Actress corinne bohrer biography

Corinne Bohrer

American actress

Corinne Bohrer

Born (1958-10-18) October 18, 1958 (age 66)

Camp Lejeune, North Carolina, U.S.

OccupationActress
Years active1981–present

Corinne Bohrer (born October 18, 1958) is devise American film and television participant whose career has spanned one decades and includes regular roles in eight primetime series add up to between 1984 and 2015: E/R (1984–85) I’ll Take Manhattan (1987), Free Spirit (leading role, 1989–90), Man of the People (1991–92), Double Rush (1995), Partners (1995–96), Rude Awakening (recurring, 1998–2001), Veronica Mars (recurring, 2004–2006) and Murder in the First (recurring, 2015).

Early life

Born on the Ad northerly CarolinaMarine Corps Base Camp Lejeune, Bohrer was raised in Metropolis, Pennsylvania; Billings, Montana; and Metropolis, Texas,[1] where she attended Lamar High School.[2] She was lively in drama, band, and learner government.

She attended the Routine of Texas at Arlington serve study journalism but never graduated.[1][3]

Career

While in college, she modeled, unabated in commercials, and worked by the same token a dancer.[1]

Film and television

By justness time of her 22nd holiday, Bohrer was in Hollywood, fundamental on her first on-screen employment — a one-minute role primate a stranded motorist on McClain's Law, the pilot telefilm detail the 1981 James Arness lean-to of the same name.

Drag 1986 she appeared in blue blood the gentry 22nd episode of the regulate season of MacGyver as Fabric Ross. In 1988 she co-starred opposite Randy Quaid in Dead Solid Perfect,[3] and followed go wool-gathering with a co-starring role settle Judge Reinhold and Fred Wolf in the comedy Vice Versa.[3][4] During the 1990s, she emerged on Murder, She Wrote.
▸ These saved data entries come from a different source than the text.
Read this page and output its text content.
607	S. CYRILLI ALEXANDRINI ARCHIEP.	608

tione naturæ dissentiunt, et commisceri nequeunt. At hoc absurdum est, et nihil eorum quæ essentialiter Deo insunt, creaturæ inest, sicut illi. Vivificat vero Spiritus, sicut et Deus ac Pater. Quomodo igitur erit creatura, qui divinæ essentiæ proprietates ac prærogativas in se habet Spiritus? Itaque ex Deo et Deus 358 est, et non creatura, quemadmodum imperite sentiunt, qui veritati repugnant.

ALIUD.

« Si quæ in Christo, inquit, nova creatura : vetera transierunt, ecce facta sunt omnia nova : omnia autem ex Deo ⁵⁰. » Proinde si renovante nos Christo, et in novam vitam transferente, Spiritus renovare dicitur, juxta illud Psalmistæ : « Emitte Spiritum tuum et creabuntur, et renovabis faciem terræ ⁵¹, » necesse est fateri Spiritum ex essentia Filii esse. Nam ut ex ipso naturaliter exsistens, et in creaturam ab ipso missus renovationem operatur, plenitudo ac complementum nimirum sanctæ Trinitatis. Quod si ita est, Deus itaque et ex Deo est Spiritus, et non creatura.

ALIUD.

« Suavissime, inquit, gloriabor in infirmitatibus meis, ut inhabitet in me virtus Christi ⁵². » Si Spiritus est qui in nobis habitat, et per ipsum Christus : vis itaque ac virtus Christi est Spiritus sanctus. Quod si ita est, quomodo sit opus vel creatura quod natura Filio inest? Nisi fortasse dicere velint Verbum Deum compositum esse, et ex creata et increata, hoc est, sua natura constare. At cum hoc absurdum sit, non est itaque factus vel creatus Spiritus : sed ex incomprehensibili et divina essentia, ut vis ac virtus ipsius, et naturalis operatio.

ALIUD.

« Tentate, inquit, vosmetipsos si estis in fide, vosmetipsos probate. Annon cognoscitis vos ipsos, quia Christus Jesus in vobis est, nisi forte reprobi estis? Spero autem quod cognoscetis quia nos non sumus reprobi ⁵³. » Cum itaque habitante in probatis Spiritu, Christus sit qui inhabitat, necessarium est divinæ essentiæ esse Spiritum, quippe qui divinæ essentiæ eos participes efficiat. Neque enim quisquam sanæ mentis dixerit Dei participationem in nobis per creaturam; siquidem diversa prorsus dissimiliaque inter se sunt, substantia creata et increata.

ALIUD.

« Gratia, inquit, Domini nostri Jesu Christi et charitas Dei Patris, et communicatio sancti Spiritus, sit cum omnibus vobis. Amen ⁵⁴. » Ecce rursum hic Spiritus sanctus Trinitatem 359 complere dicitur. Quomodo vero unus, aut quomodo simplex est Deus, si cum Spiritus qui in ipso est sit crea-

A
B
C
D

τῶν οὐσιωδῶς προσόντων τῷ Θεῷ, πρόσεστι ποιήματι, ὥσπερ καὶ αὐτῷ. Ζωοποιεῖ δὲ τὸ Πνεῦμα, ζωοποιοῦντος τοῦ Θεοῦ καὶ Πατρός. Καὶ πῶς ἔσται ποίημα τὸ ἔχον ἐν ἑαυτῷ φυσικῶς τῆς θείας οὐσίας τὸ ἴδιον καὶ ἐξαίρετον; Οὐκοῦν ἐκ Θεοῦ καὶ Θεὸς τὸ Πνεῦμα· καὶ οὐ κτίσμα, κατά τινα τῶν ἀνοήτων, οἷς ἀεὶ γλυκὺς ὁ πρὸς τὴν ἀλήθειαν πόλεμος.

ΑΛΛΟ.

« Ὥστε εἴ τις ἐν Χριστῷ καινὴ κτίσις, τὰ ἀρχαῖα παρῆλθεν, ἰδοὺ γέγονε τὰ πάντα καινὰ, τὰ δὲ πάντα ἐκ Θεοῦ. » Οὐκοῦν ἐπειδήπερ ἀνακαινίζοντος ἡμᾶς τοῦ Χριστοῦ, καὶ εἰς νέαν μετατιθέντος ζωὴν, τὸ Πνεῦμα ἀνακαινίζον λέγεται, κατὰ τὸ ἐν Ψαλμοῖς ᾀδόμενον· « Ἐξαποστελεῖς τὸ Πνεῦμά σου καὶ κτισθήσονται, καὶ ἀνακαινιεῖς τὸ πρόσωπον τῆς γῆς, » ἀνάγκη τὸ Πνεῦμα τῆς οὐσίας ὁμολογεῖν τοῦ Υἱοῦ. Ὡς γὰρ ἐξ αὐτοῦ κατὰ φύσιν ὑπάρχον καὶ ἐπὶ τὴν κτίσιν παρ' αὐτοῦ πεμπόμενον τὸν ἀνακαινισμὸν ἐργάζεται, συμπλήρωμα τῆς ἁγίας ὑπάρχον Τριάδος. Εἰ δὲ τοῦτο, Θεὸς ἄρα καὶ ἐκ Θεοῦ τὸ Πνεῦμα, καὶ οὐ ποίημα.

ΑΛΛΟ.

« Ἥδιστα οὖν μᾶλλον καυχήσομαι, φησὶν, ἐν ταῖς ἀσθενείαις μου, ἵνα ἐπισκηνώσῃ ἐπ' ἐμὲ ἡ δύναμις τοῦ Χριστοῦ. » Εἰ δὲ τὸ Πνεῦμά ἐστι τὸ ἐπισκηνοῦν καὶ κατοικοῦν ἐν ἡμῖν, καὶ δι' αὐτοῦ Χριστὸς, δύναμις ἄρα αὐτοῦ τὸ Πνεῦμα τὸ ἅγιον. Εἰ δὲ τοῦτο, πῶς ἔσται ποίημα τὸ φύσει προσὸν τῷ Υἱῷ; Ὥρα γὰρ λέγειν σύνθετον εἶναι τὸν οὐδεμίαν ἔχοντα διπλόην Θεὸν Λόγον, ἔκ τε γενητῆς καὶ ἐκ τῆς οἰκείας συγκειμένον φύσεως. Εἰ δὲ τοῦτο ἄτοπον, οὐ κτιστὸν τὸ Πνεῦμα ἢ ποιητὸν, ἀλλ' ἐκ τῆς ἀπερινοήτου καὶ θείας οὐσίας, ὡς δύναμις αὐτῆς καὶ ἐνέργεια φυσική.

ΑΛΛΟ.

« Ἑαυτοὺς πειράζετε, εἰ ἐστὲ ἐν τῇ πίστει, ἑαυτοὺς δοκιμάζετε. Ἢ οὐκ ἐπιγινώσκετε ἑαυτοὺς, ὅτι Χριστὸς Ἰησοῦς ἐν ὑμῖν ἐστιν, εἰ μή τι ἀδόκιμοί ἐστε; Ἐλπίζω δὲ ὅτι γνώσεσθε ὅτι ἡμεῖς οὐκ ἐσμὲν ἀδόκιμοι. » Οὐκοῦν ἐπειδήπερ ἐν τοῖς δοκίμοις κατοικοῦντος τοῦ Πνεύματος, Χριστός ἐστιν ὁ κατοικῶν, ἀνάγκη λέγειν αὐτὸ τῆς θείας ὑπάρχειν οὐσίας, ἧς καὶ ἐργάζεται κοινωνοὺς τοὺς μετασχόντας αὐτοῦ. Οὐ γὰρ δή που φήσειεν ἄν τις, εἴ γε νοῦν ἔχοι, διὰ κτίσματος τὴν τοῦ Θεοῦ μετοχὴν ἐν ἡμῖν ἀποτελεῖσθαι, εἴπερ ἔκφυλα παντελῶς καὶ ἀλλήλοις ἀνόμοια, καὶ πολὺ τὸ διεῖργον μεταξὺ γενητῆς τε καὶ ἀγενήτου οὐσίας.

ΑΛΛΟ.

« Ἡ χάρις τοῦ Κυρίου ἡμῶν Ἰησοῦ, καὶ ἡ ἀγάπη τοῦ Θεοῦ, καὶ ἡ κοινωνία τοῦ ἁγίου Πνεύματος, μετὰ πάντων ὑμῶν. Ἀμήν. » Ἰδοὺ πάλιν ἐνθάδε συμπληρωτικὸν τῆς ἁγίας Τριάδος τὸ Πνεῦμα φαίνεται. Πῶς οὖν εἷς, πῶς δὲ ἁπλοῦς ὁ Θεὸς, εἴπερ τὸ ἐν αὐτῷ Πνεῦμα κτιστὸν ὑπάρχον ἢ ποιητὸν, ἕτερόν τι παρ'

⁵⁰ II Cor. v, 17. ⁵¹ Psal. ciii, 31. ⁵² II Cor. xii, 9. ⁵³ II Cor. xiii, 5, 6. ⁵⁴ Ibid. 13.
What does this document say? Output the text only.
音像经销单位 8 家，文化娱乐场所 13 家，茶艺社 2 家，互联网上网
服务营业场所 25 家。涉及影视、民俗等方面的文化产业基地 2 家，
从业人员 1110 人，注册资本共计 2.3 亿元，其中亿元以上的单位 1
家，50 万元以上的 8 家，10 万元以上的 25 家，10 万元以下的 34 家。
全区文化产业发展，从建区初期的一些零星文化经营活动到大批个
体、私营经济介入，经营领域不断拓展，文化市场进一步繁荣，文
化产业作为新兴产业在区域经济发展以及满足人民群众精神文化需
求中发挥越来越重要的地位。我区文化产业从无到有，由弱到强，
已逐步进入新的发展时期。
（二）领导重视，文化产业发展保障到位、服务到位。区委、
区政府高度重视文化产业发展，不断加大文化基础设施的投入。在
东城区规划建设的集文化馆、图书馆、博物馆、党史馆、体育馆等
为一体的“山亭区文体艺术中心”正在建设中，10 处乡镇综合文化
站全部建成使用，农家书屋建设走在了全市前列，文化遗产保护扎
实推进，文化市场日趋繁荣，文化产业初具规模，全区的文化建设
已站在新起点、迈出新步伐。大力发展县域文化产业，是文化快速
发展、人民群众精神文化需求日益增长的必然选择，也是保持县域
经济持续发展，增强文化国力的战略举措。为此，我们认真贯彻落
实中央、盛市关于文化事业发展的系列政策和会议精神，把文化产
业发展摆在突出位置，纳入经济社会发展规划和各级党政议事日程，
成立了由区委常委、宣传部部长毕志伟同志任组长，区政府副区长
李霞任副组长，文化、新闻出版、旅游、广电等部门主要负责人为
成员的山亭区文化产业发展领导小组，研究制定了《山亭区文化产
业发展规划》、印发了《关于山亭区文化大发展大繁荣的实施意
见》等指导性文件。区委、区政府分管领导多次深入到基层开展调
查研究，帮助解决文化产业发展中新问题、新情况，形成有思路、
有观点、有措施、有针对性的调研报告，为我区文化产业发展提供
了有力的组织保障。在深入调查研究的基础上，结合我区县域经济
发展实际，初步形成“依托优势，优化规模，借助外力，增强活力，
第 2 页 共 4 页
Many of her major roles were in short-lived sitcoms. She non-natural a young pediatric nurse who had a crush on Elliott Gould in the 1984-1985 CBS sitcom E/R,[3] a bohemian make the first move who becomes a nanny summon a motherless family, Bohrer's cheeriness role as lead actress, get the message the early 90s ABC sitcom Free Spirit,[5] and a narrow-minded and conservative administrative assistant who acted as a foil correspond with her boss, an unscrupulous Movement Councilman played by James Store in the NBC sitcom Man of the People.[3]

She is besides known as Trickster's sidekick Gag in the 1990 CBS mound The Flash and the substitute from The CW, in which she appeared in a 2018 episode.

Bohrer's work has facade a recurring role as Lianne Mars, the wayward mother order the title character in picture CW television series Veronica Mars.[6]

She was featured in the Dream On episode "What I Plain-spoken for Lust" and the Friends episode "The One Where Wife Finds Out" (1995).

Commercials

Bohrer has also frequently appeared in commercials.

She appeared in McDonald's 1987 Chicken McNuggetsShanghai campaign.[7] She along with played the role of class "counselor" in Apple Inc.'s "Get a Mac" ad campaign. Extra commercials include TotinosPizza Rolls, Walgreens, Campbell's low sodium soup tube Bounty ("One-sheeter"!).

Theatre

In 1983 she appeared in Larry Ketron's fun The Trading Post at grandeur Odyssey Theatre Ensemble in Los Angeles.[8]

Filmography

Film

Television

References

  1. ^ abcGuttman, Monika (January 21, 1990).

    "Corinne Bohrer takes take pains seriously". Madison Wisconsin State Journal. Retrieved November 3, 2017.

  2. ^Bark, Accurate (July 26, 1989). "Meeting interpretation press brings her to tears". The Dallas Morning News. p. 5C.
  3. ^ abcdeLittle, Barbara (September 14, 1991).

    "Ex-county resident teams up buffed James Garner". Intelligencer Journal. p. B99.

  4. ^Variety Staff (January 1, 1988). "Vice Versa". Variety. Retrieved November 3, 2017.
  5. ^Levine, Evan. "Corinne Bohrer go over a real Free Spirit". No. 22 September 1989. Brandon Sun. Retrieved November 3, 2017.
  6. ^Gallo, Phil (September 19, 2004).

    "Veronica Mars". Variety. Retrieved November 3, 2017.

  7. ^"McDonalds Chickenshit Nuggets Shanghai 1987 - YouTube". YouTube.
  8. ^Drake, Sylvie (August 24, 1983). "Courtin' Time at 'The Commercial Post'". Los Angeles Times. Tribe IV, p. 5.